Adler’s list has 24 other bullet points to support his argument that this single question unlocks the door to “just about everything you need to know about a person’s competency.”
You have to work at it: “Few candidates will give you all of this information on their own, so it’s the digging in that matters. It’s the interviewer’s responsibility to get this valuable information from the candidate, not the candidate’s responsibility to give it to the interviewer…”
Finally, “when you can get all members of the interviewing team to conduct their interviews this way, you’ll remove another key source of hiring errors – the tendency of most interviewers to talk too much, listen too little and ask a bunch of irrelevant questions.
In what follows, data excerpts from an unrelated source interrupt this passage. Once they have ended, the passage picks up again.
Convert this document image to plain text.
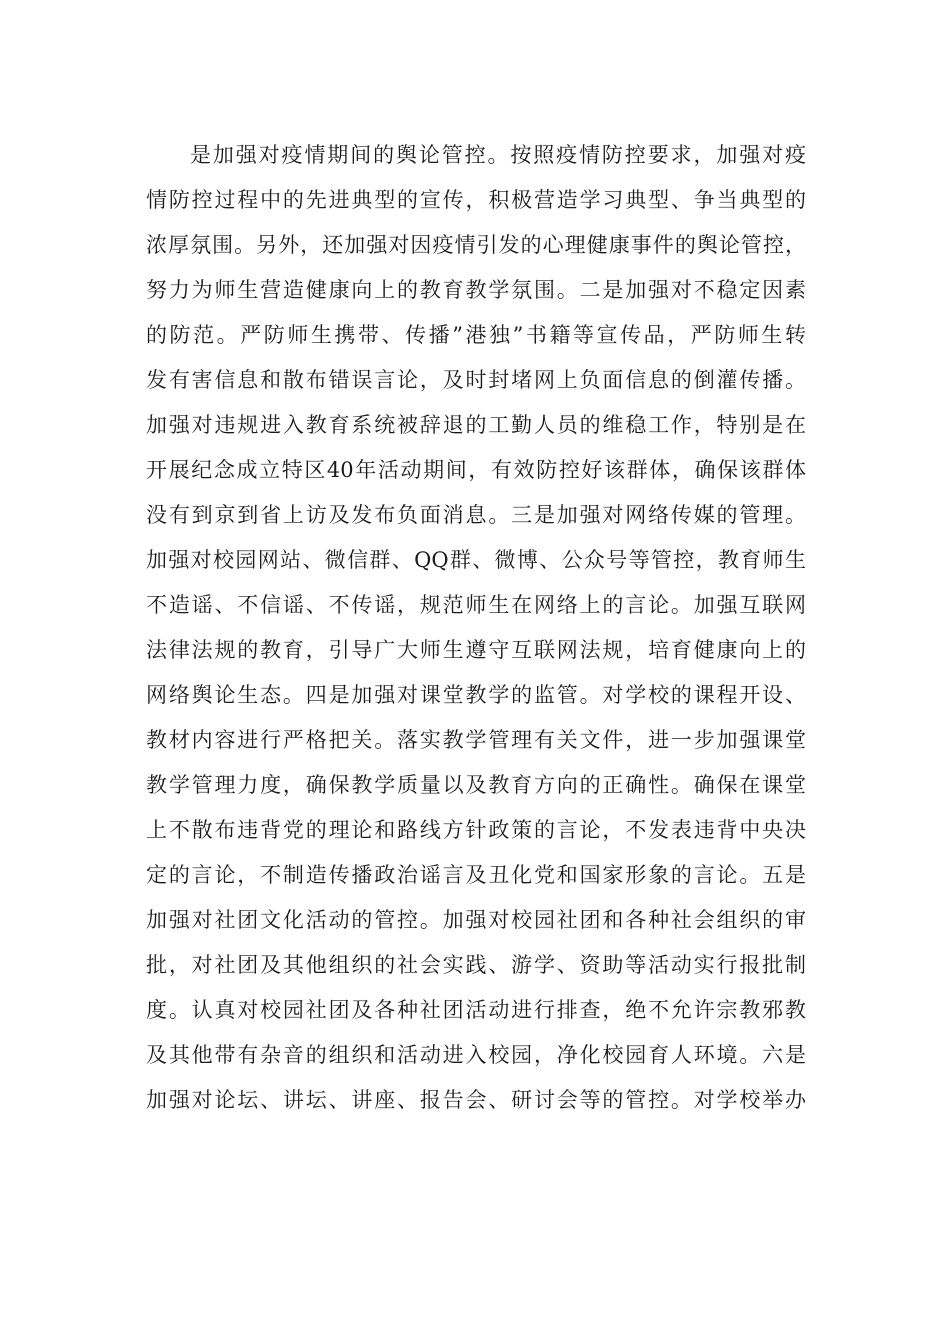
是加强对疫情期间的舆论管控。按照疫情防控要求，加强对疫
情防控过程中的先进典型的宣传，积极营造学习典型、争当典型的
浓厚氛围。另外，还加强对因疫情引发的心理健康事件的舆论管控，
努力为师生营造健康向上的教育教学氛围。二是加强对不稳定因素
的防范。严防师生携带、传播”港独”书籍等宣传品，严防师生转
发有害信息和散布错误言论，及时封堵网上负面信息的倒灌传播。
加强对违规进入教育系统被辞退的工勤人员的维稳工作，特别是在
开展纪念成立特区40年活动期间，有效防控好该群体，确保该群体
没有到京到省上访及发布负面消息。三是加强对网络传媒的管理。
加强对校园网站、微信群、QQ群、微博、公众号等管控，教育师生
不造谣、不信谣、不传谣，规范师生在网络上的言论。加强互联网
法律法规的教育，引导广大师生遵守互联网法规，培育健康向上的
网络舆论生态。四是加强对课堂教学的监管。对学校的课程开设、
教材内容进行严格把关。落实教学管理有关文件，进一步加强课堂
教学管理力度，确保教学质量以及教育方向的正确性。确保在课堂
上不散布违背党的理论和路线方针政策的言论，不发表违背中央决
定的言论，不制造传播政治谣言及丑化党和国家形象的言论。五是
加强对社团文化活动的管控。加强对校园社团和各种社会组织的审
批，对社团及其他组织的社会实践、游学、资助等活动实行报批制
度。认真对校园社团及各种社团活动进行排查，绝不允许宗教邪教
及其他带有杂音的组织和活动进入校园，净化校园育人环境。六是
加强对论坛、讲坛、讲座、报告会、研讨会等的管控。对学校举办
One question is all it takes.”
Draining the Swamp
Facility with a spreadsheet program (typically Excel) is almost as important for an accountant as knowledge of GAAP. Ask your final two or three candidates to forward examples of their spreadsheet reports, disguised for confidentiality, and lookfor…
- Complex formulas
- Use of macros
- Boolean logic (e.g., IF statements)
- Links across multiple tabs
- Links across multiple files
- Presentation graphics
- Helpful charts and graphs
- Data analysis with pivot tables
- Formulas with cell references rather than hard-coded values
- Logical information flow
- Effective labeling
- Use of cellular comments for clarification and foot-noting
- Clear summary sheets
Above all, ask yourself if the report would add readily to the reader’s understanding of the issue being reported on.